Management of Psoas Abscess in Patients with Negative Medical History
For patients with suspected psoas abscess and negative medical history, the optimal treatment approach is percutaneous catheter drainage (PCD) combined with appropriate antibiotic therapy targeting common causative organisms. 1
Diagnostic Approach
Clinical Assessment
- Look specifically for:
- Fever, psoas spasm, and tender mass in the lower abdomen or flank
- Hip pain or limitation of movement (psoas sign)
- Symptoms may be nonspecific, requiring high index of suspicion
Laboratory Testing
- Complete blood count (CBC) - expect leukocytosis
- Inflammatory markers (C-reactive protein, ESR)
- Blood cultures before antibiotic initiation
- Serum glucose, HbA1c, and urine ketones to rule out undetected diabetes 2
Imaging
- CT scan with contrast is the gold standard for diagnosis
- MRI with DWI/ADC and T1 weighted imaging with and without gadolinium if available 3
- Ultrasound may be used initially but has lower sensitivity
Treatment Algorithm
Step 1: Assess Size and Accessibility
- Small abscesses (<3cm): May respond to antibiotics alone 3
- Larger abscesses (>3cm): Require drainage procedure
Step 2: Drainage Approach
First-line: CT-guided percutaneous drainage for accessible abscesses 1, 4
Surgical drainage reserved for:
- Failed percutaneous drainage
- Inaccessible abscess location
- Presence of complications (e.g., septic arthritis)

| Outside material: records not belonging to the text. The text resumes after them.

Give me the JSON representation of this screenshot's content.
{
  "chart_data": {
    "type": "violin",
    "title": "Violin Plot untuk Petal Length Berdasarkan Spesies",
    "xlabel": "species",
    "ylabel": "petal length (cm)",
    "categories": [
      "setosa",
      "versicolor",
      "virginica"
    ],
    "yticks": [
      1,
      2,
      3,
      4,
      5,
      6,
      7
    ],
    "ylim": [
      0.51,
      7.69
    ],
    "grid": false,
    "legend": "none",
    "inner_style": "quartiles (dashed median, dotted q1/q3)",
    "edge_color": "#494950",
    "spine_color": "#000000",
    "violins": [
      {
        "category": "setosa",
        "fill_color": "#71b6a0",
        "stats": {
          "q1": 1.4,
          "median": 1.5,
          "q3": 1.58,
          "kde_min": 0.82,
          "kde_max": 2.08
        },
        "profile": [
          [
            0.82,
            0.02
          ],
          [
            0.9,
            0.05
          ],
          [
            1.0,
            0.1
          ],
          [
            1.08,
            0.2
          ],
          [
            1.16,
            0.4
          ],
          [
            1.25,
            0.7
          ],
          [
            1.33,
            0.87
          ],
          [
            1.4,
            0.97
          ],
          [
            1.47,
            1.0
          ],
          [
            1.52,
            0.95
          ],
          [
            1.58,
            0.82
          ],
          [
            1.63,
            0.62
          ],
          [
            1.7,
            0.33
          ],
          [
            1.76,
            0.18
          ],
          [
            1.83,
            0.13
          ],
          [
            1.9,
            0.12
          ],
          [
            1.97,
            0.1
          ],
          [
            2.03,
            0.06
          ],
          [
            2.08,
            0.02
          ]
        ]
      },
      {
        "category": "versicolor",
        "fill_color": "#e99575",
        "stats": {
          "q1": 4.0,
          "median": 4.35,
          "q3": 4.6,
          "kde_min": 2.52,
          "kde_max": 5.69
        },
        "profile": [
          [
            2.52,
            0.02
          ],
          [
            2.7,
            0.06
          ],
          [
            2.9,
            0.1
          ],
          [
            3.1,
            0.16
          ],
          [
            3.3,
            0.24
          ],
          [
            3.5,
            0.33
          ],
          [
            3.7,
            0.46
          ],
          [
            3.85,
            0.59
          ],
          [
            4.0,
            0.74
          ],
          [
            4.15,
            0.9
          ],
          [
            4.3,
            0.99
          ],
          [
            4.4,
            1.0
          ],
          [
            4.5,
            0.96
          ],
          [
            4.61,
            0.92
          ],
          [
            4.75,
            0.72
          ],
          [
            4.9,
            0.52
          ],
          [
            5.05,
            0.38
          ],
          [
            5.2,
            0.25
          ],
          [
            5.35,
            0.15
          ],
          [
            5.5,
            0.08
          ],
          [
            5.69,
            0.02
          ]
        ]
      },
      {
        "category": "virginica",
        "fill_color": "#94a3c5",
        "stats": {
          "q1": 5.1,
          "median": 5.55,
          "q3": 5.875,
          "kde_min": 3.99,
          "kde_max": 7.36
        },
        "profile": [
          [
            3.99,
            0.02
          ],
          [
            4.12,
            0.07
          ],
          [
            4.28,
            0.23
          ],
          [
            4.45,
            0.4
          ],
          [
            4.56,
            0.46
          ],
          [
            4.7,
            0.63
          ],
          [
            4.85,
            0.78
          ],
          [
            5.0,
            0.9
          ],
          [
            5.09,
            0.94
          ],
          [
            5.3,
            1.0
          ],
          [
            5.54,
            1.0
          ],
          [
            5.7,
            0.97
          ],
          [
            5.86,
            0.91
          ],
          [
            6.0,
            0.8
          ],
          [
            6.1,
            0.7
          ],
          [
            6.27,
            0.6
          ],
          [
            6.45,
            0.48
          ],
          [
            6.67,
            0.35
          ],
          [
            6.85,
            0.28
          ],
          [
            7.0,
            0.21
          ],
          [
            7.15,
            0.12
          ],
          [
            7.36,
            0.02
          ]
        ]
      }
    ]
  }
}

- Multiloculated abscesses
Step 3: Antibiotic Therapy
- Empiric coverage should include:
- Third-generation cephalosporin (e.g., ceftriaxone) plus metronidazole 3
- Adjust based on culture and sensitivity results from abscess material
- Duration: 4-6 weeks total (may transition to oral after clinical improvement)
Step 4: Monitoring Response
- Serial clinical examinations
- Follow-up imaging (CT or ultrasound) to confirm resolution
- Monitor inflammatory markers for treatment response
Special Considerations
Potential Complications
- Septic arthritis of the hip joint if abscess extends to periarticular tissue 5
- Recurrence (more common with antibiotic-only treatment)
- Sepsis in untreated cases
Underlying Causes
- Even with negative medical history, search for potential sources:
- Occult gastrointestinal disease (especially Crohn's disease)
- Spinal infections
- Urological problems
- Intravenous drug use (common cause of primary psoas abscess) 1
Follow-up
- Repeat imaging at 2-4 weeks after drainage to ensure resolution
- Investigate for underlying conditions if not previously identified
- Consider surgical intervention for recurrent abscesses
Pitfalls to Avoid
- Delaying drainage in patients with large abscesses
- Failing to obtain cultures before initiating antibiotics
- Missing underlying conditions that may lead to recurrence
- Premature removal of drainage catheters before complete resolution
The evidence strongly supports that most psoas abscesses can be successfully managed with percutaneous drainage and appropriate antibiotics, with surgery reserved for complicated cases or recurrences 1, 4.